The second department of science claiming our attention is that of paleontology. Here one of the most eminent of American names is that of Othniel Charles Marsh. A graduate of Yale and firmly grounded in zoology and kindred sciences by a course of study at Heidelberg and Berlin, he returned to the United States in 1866 to accept the chair of paleontology which had been established for him at Yale. The remainder of his life was devoted to the original investigation of extinct vertebrates, especially in the Rocky Mountain regions. In these explorations, more than a thousand new species of extinct vertebrates were brought to light, many of which possess great scientific interest, representing new orders never before discovered in America. So important was this work that the national geological survey undertook the publication of his reports, which formed the most remarkable contributions to the subject ever written in this country, attracting the attention and admiration of the whole scientific world.

Associated with Marsh as paleontologist for the Geological Survey was Edward Drinker Cope, whose work was second only to the older man's in importance. He also devoted much of his attention to the exploration of the Rocky Mountain region, and found that there, in the strata of the ancient lake beds, records of the age of mammals had been made and preserved with a fulness surpassing that of any other known region on earth. The profusion of vertebrate remains brought to light was almost unbelievable. Prof. Marsh, who was first in the field, found three hundred new tertiary species between 1870 and 1876, besides unearthing the remains of two hundred birds with teeth, six hundred flying dragons, and fifteen hundred sea serpents, some of them sixty feet in length. In a single bed of rock not larger than a good sized lecture room, he found the remains of no less than one hundred and sixty mammals.

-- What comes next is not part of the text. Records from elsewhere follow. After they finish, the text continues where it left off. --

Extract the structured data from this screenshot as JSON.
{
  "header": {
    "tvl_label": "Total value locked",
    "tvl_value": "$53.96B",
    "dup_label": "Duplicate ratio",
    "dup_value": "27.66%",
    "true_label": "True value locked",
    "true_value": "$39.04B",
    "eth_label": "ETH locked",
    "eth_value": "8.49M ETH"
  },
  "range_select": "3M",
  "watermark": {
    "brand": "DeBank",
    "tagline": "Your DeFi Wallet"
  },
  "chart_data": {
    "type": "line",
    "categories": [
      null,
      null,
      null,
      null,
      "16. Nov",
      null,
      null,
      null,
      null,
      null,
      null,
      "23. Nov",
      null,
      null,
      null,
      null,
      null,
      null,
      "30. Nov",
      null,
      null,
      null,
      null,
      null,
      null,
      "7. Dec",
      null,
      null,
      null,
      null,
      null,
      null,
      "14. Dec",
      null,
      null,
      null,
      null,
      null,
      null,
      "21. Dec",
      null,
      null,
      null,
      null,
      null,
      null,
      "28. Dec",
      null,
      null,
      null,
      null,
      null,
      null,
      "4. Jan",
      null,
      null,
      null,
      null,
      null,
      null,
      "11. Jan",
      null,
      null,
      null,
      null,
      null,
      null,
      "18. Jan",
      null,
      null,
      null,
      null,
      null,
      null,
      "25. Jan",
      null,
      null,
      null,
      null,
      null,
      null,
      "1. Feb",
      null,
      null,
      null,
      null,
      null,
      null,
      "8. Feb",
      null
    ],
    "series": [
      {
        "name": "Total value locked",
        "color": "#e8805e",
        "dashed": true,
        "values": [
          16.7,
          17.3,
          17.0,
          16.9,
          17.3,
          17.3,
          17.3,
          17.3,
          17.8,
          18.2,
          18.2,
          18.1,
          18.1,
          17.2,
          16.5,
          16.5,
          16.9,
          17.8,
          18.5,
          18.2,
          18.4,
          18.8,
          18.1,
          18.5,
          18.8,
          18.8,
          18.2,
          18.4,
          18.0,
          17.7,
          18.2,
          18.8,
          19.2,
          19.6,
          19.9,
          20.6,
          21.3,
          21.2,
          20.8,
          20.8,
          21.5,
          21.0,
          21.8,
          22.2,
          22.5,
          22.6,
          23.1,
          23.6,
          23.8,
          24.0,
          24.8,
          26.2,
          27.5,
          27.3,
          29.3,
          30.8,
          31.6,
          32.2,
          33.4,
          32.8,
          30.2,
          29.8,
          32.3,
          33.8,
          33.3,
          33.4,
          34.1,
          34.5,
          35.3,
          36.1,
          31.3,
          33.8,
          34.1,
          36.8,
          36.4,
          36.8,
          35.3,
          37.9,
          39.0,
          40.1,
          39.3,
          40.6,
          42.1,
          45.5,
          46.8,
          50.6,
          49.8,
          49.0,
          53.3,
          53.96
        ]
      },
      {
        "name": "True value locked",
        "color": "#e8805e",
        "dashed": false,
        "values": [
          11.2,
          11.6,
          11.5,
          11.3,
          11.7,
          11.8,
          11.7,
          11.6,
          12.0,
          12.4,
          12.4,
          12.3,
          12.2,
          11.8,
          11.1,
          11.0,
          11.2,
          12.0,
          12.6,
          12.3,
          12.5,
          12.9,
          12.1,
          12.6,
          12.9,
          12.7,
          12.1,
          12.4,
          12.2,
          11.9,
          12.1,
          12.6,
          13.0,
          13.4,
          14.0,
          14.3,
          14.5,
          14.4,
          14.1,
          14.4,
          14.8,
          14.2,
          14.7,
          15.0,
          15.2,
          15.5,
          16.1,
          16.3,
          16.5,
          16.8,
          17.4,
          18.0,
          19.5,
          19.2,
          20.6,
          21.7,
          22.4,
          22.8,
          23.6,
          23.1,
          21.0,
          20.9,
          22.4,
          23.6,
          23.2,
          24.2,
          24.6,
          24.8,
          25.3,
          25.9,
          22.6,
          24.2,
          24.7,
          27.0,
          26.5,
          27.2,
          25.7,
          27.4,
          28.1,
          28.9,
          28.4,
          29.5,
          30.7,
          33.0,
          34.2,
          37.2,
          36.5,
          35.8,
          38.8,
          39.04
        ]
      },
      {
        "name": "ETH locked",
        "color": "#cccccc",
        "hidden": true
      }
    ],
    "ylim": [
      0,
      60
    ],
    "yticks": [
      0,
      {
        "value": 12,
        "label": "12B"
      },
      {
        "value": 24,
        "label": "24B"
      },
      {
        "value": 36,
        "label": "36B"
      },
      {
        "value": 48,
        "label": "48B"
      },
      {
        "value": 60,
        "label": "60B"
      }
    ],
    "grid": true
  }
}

It was this work which Prof. Cope took up and carried forward. Its importance may be appreciated when it is stated that among these remains are found examples of just such intermediate types of organisms as must have existed if the succession of life on the earth has been an unbroken lineal succession. Here are snakes with wings and legs, and birds with teeth and other snakelike characteristics, bridging the gap between modern birds and reptiles. The line of descent of the horse, the camel, the hippopotamus and other mammals has been traced to a single ancestor, the result being the proof of the theory of evolution.

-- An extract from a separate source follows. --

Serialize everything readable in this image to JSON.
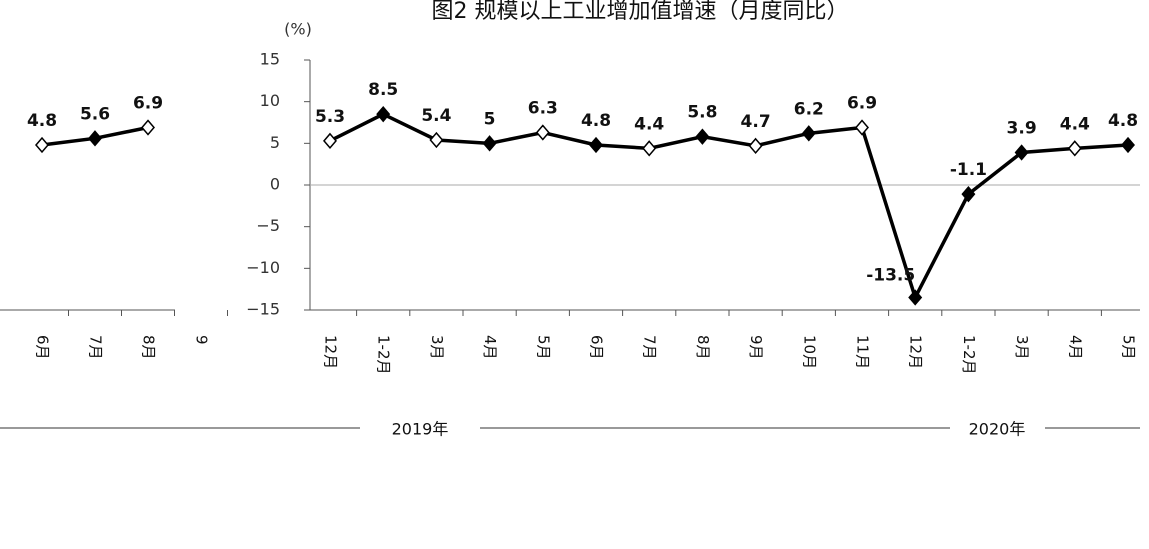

The whole work of American paleontology has, of course, been along these lines. Agassiz himself was a living and vital force in it, as were such men as Joseph Leidy and H. F. Osborne.


It is a remarkable fact that one of the few truly original and novel ideas the past century can boast, and the one which has had the deepest influence on geology, had its origin in the brain of an illiterate Swiss chamois hunter named Perraudin. Throughout the Alps, on lofty crags, great bowlders were often found, which had no relation to the geology of the region and which were called erratics, because they had evidently come there from a distance. But how? Scientists explained it in many ways, but it remained for the mountaineer to suggest that the bowlders had been left in their present positions by glaciers. The scientific world laughed at the idea, but ten years later, it was brought to the attention of Louis Agassiz; he investigated it, became a convert, and saw that its implications extended far beyond the Alps, for these erratic bowlders were found on mountains and plains throughout the northern hemisphere. Agassiz found everywhere evidences of glacial action, and became convinced that at one time a great ice cap had covered the globe down to the higher latitudes of the northern hemisphere. So came the conception of a universal Ice Age, now one of the accepted tenets of geology.

The dean of American geologists was Benjamin Silliman, who, at the very beginning of the nineteenth century, took up at Yale University the work which he was to carry on so successfully for more than fifty years. As an inspiring teacher he was scarcely less successful than Agassiz at a later day. His popular lectures began in 1808 and soon attracted to New Haven the brightest young men in the country. Among them was James Dwight Dana, who was to carry on most worthily the work which Prof. Silliman had begun.